The trade war in addition to Brexit-related uncertainty, threatening global technology supply chains and rising geo-political tensions continues to put threat on global economy.

Hot money dash out of emerging markets

Emerging markets (EMs) are not spared from the backlash of trade dispute as foreign portfolio investors pulled out capital worth $6.8 billion from EM between in the first six days of August, according to figures from Institute of International Finance.

A quarter cut in Fed’s benchmark index failed to trigger investor appetite for EM assets, as trade crises outweighed the dovish tilt of the US apex bank.

EM stocks and bonds have a taken beaten. A gauge of EM equities, MSCI EM index, have been on losing spree since July 24, trading below the 1, 000 index points.

Bond flows have weakened albeit as slower pace than equities, with Africa’s most developed country, South Africa leading the pack of net outflows with over $600 million last week.

 Worry, more worry for Nigerian economy Oil prices, Nigeria’s major source of foreign exchange, have come under pressure following the trade crises, which seem to be transiting into a currency war.

Brent per barrel is trading below Nigeria’s benchmark price of $60, thereby raising concerns about the country’s ability to meet its N3.73 trillion oil revenue target to fund budget.

Analysts say if prices continue to trend downwards, the impact goes beyond lower oil proceeds, but could squeeze the country’s external position, weaken the naira and propel foreign portfolio investors to move their funds offshore.

The domestic currency is already feeling the pangs, trading at N363 per dollar on the Investor & Exporter (I&E) window, down from N360 sustained since the year started.
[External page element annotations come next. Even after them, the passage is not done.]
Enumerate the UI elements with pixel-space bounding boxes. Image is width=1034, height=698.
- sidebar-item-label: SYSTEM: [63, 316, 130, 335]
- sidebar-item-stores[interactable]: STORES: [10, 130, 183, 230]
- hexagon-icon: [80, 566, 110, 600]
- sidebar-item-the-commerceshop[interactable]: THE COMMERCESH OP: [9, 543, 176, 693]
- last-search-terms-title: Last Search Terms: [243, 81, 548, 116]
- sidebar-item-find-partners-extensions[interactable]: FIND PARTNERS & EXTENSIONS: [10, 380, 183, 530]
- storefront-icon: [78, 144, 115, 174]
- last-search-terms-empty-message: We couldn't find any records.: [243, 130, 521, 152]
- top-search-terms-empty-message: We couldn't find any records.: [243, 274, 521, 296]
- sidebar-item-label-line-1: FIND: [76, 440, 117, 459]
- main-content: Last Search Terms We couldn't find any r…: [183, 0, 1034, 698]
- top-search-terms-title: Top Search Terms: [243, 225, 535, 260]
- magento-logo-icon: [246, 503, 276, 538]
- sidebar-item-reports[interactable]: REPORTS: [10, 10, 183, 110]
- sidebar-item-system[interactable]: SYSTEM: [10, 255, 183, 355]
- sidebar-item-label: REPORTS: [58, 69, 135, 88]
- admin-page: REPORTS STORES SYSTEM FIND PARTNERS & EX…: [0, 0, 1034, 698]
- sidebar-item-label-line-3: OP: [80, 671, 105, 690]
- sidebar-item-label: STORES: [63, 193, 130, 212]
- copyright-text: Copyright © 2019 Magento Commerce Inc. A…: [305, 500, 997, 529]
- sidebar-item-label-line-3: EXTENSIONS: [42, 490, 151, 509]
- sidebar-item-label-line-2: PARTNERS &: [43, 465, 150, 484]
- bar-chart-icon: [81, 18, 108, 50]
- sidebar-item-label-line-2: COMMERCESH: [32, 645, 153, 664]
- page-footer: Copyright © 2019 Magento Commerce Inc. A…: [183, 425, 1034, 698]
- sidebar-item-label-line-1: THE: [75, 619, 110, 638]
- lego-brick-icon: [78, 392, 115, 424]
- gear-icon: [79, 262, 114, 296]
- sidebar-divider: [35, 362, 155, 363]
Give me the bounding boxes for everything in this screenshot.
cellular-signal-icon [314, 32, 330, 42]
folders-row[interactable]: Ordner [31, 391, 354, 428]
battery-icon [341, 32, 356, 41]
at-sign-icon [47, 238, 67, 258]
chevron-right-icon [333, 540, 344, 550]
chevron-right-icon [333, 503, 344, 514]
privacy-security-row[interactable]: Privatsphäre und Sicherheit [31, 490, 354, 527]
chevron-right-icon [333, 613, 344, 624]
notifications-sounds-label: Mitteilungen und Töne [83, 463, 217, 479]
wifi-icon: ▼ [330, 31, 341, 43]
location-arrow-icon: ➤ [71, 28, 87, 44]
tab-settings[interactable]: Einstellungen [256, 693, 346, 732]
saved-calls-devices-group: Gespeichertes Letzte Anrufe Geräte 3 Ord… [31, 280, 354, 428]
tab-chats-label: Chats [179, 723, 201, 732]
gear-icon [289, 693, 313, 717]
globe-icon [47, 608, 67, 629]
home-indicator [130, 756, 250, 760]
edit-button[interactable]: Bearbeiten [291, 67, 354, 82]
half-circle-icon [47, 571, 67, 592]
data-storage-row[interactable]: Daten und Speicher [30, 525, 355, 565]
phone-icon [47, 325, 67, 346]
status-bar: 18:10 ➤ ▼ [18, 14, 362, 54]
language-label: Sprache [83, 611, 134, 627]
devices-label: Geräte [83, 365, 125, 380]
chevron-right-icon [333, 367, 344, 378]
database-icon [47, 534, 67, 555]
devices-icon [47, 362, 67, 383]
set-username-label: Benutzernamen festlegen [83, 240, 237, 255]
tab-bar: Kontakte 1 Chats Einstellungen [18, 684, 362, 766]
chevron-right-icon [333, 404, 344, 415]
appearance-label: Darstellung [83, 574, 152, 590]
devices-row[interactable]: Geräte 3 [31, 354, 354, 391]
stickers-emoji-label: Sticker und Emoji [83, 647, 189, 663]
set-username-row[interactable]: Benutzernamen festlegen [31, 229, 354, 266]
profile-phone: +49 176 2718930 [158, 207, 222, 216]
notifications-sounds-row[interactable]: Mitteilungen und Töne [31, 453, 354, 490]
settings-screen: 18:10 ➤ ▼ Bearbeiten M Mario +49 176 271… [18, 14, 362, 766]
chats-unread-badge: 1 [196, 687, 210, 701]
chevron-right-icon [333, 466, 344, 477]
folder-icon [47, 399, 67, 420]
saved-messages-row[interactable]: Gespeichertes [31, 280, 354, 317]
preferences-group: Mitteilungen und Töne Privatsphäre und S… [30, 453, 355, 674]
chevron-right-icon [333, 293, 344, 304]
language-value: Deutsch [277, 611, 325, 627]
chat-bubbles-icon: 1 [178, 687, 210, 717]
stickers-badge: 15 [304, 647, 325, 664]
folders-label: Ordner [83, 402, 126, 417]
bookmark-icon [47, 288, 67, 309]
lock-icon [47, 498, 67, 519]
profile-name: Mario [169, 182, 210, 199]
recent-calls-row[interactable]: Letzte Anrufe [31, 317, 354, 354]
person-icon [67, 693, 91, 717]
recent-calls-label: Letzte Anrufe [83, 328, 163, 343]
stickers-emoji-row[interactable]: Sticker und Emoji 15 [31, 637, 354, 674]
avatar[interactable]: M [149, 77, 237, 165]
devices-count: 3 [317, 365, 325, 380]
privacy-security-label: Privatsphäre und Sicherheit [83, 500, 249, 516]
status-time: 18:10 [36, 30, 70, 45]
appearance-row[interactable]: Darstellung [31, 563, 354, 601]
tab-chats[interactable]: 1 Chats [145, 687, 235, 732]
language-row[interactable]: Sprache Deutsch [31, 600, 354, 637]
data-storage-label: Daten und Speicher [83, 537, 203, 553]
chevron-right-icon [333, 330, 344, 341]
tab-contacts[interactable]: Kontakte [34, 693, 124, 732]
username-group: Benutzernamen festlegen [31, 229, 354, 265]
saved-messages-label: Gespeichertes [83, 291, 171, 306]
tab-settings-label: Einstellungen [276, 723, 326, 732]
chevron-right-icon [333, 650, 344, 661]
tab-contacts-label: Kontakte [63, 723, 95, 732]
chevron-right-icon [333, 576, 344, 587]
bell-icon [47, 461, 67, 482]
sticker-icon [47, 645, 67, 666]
Stocks bleed, Yields under pressure

Renewed trade war mean more owes to Naira stocks that have lost some 13 percent year long. Rout on the Nigerian exchange might persist until the fiscal authorities come up with bold policy pronouncement to revive market.

The Federal Government bond market is trading on a relatively calm level, with bond yields on Nigeria’s 10-year tenor flat at 13.69 percent on Thursday.

However, if the trade war lingers and oil price remains weaker, appetite of foreign investors for naira debt may wane.

This may fuel selling interest on the notion that Nigeria might not be able to meet obligations, which could push bond prices lower and yields higher.

However, analysts at Zedcrest Capital, in a note to investors, said yields will remain pressured in near term, on weaker oil prices and renewed Open Market Operations (OMO) by the CBN.